6) In particular, how are all these questions answered in regards to human beings? At what time, and in what ways, were humans designed so as to be distinguished from earlier hominids, and in what ways is there an naturalistic, evolutionary connection via common descent with those earlier hominids?

Calvert didn’t answer this question, although he did say that the fact that intelligence arose quickly in humans didn’t fit the “gradual increase in complexity hypothesized by a Darwinian explanation.” This is the critical “speciation” question, and it’s very straightforward, but he won’t answer it.

But Calvert did make a puzzling remark here, and I will quote rather than paraphrase: “This question ignores the fact that the inference of design is a very limited claim. This question, as well as many of the previous questions presupposes a broader claim that is not being made and that likely goes beyond the data.”

What does this mean? What I think it means, based on what Calvert and others have written, is that all Intelligent Design claims to be able to do is to “detect design” without claiming to be able, perhaps even in theory, answer more specific questions such as I have been asking.

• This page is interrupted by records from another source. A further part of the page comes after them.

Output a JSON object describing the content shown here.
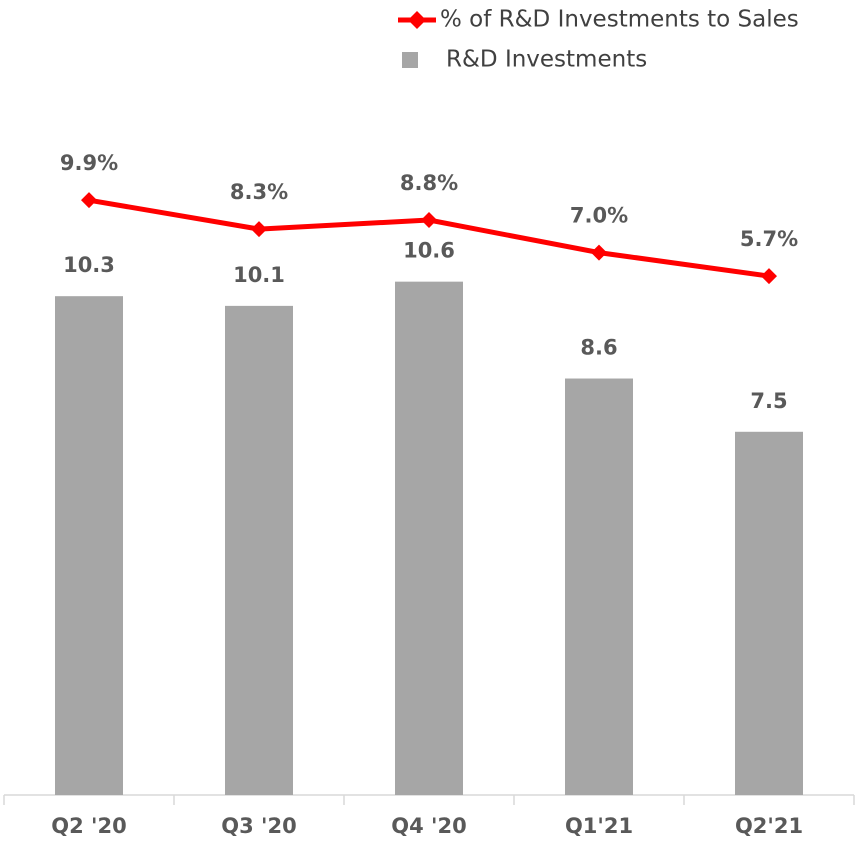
{
  "chart_data": {
    "type": "bar",
    "categories": [
      "Q2 '20",
      "Q3 '20",
      "Q4 '20",
      "Q1'21",
      "Q2'21"
    ],
    "series": [
      {
        "name": "R&D Investments",
        "type": "bar",
        "color": "#a6a6a6",
        "values": [
          10.3,
          10.1,
          10.6,
          8.6,
          7.5
        ]
      },
      {
        "name": "% of R&D Investments to Sales",
        "type": "line",
        "axis": "y2",
        "color": "#ff0000",
        "values": [
          9.9,
          8.3,
          8.8,
          7.0,
          5.7
        ],
        "value_labels": [
          "9.9%",
          "8.3%",
          "8.8%",
          "7.0%",
          "5.7%"
        ]
      }
    ],
    "ylim": [
      0,
      14
    ],
    "y2lim": [
      -23,
      14.5
    ],
    "grid": false
  }
}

This would mean that Intelligent Design would be pretty useless as science.

However, this “limited claim” fits right into the religious goal of providing a bridge to theology, to use a phrase of Dembski’s. Calvert alludes to this in his answer to the next question, which is

5. Who is the designer?

The standard Intelligent Design answer, which Calvert gives, is that we can’t tell - there isn’t any “signature or a copyright notice” on DNA. However, it’s perfectly OK for a person to theologically identify the designer with whatever God they prefer, but “the data does not permit a scientist to make that leap.”

But it’s not a leap if you’ve build a bridge, and that is the goal of Intelligent Design: to clear the ground of obstacles (to use another Dembski-ism) to the establishment of theism, specifically Christianity.

This is a fascinating subject, and several of us (especially Dick Hoppe and myself) have argued at ARN and ISCID that

a) any Intelligent Design hypothesis necessarily makes assumptions about the nature of the designers (which is different than their “identity,”) and that

b) if design is empirically detectable and part of science, then inferences about the nature of the designer becomes part of science also, and that

c) the evidence might just lead to the scientific conclusion (tentative but supported by the data) that the designers are limited in power, or impersonal, or a pantheon of multiple designers, or whatever.

The point is, once you build the bridge between science and theology, there is nothing to prevent you from walking across: you might open up science to religion but you then open up religion to science.

Does the Intelligent Design movement discuss this? Is Calvert interested in discussing all this?

Nope. They go through all sorts of contortions to try to claim that you can study design but not say anything about the designer. This is another place where they want to have their cake and eat it too (to badly mix my metaphors.)

[6]A humorous note.

At one point, Calvert favorably mentions that “A recent paper by John A. Davison, a professor of biology at the University of Vermont proposes that ‘the information for organic evolution has somehow been predetermined in the evolving genome in a way comparable to the way in which the necessary information to produce a complete organism is contained within a single cell, the fertilized egg.’” ‘Nuff said on that one.

Conclusion

It is ironic that Calvert and the IDnet make so much noise about having a public debate, and about scientists being dogmatic and close-minded about Intelligent Design. I think that I and others have demonstrated a number of times that we have thought more creatively about Intelligent Design as a scientific hypothesis than those in the Intelligent Design movement do.

So I leave Calvert or other members of the Intelligent Design movement a standing offer to address the questions I’ve raised.